The company’s performance was affected by the slump in prices of domestic fuel products in the second quarter and a sluggish economy, which resulted in weak demand for chemical products. Moreover, Sinopec’s downstream refining segment operations were also hit by government restrictions on passing the price hike to consumers.

Owing to rising raw material prices and domestic price ceiling on refined products, Sinopec is keen on buying assets abroad. Sinopec obtains majority of its revenue from downstream activities unlike its peers PetroChina Co. Ltd. (PTR - Analyst Report) and CNOOC Ltd (CEO - Analyst Report), whose activities are concentrated in their upstream operations.

Recently, the Wall Street Journal reported that Sinopec Group is looking to purchase an equity stake in the $2.5 billion Texas clean energy project. Total investment, along with contributions from Chinese banks, is estimated at a maximum of $1 billion.

Should the transaction go through, it will be one of the biggest by a Chinese company in the U.S. power sector. The deal is expected to be announced in September this year with full financial details and the size of the stake.
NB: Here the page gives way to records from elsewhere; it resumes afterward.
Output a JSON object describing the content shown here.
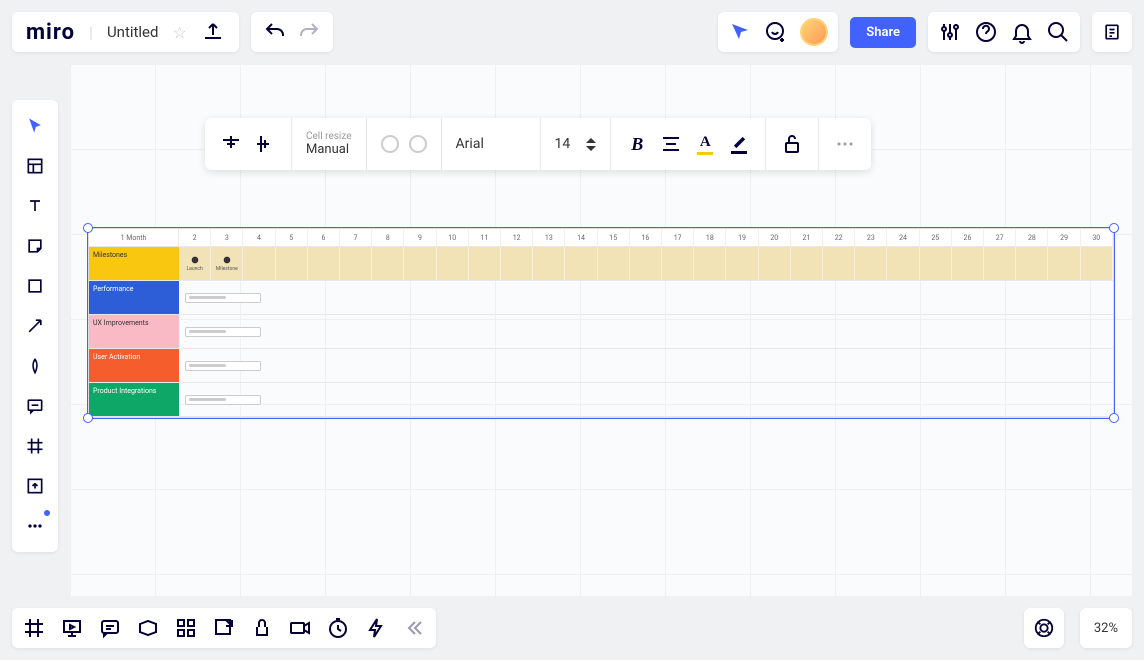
{
  "app": {
    "logo": "miro",
    "title": "Untitled"
  },
  "toolbar": {
    "share_label": "Share"
  },
  "context": {
    "cell_resize_label": "Cell resize",
    "cell_resize_value": "Manual",
    "font_family": "Arial",
    "font_size": "14"
  },
  "roadmap": {
    "month_label": "1 Month",
    "days": [
      "2",
      "3",
      "4",
      "5",
      "6",
      "7",
      "8",
      "9",
      "10",
      "11",
      "12",
      "13",
      "14",
      "15",
      "16",
      "17",
      "18",
      "19",
      "20",
      "21",
      "22",
      "23",
      "24",
      "25",
      "26",
      "27",
      "28",
      "29",
      "30"
    ],
    "rows": [
      {
        "label": "Milestones",
        "type": "milestones",
        "milestones": [
          {
            "name": "Launch",
            "icon": "rocket"
          },
          {
            "name": "Milestone",
            "icon": "target"
          }
        ]
      },
      {
        "label": "Performance",
        "type": "performance"
      },
      {
        "label": "UX Improvements",
        "type": "ux"
      },
      {
        "label": "User Activation",
        "type": "activation"
      },
      {
        "label": "Product Integrations",
        "type": "integrations"
      }
    ]
  },
  "zoom": {
    "level": "32%"
  }
}
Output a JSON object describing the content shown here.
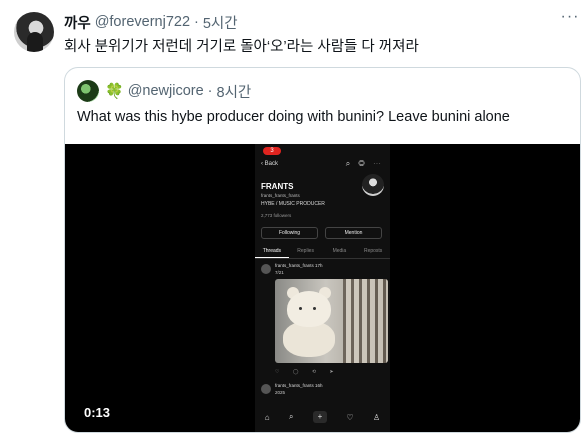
{
  "tweet": {
    "author_name": "까우",
    "handle": "@forevernj722",
    "separator": "·",
    "time": "5시간",
    "more": "···",
    "text": "회사 분위기가 저런데 거기로 돌아‘오’라는 사람들 다 꺼져라"
  },
  "quote": {
    "emoji": "🍀",
    "handle": "@newjicore",
    "separator": "·",
    "time": "8시간",
    "text": "What was this hybe producer doing with bunini? Leave bunini alone",
    "video": {
      "duration": "0:13",
      "phone": {
        "status": "3",
        "back": "‹ Back",
        "icons": "⌕ ◎ ⋯",
        "profile_name": "FRANTS",
        "profile_sub": "frants_frants_frants",
        "bio": "HYBE / MUSIC PRODUCER",
        "followers": "2,773 followers",
        "follow_btn": "Following",
        "mention_btn": "Mention",
        "tabs": [
          "Threads",
          "Replies",
          "Media",
          "Reposts"
        ],
        "post_user": "frants_frants_frants 17h",
        "post_text": "7/21",
        "actions": "♡ ◯ ⟲ ➤",
        "post2_user": "frants_frants_frants 16h",
        "post2_text": "2025",
        "nav": [
          "⌂",
          "⌕",
          "+",
          "♡",
          "♙"
        ]
      }
    }
  }
}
Sinopec Group hopes to gain experience in carbon dioxide flooding through this project, which will enhance its output while extracting oil. Therefore, the company’s quest to purchase assets abroad will enhance its oil and gas yield and help to mitigate the increasing loss from gasoline and diesel sales at state-controlled prices.

Sinopec holds a Zacks #4 Rank (short-term Sell rating). Longer term, we are maintaining our Underperform recommendation on the stock.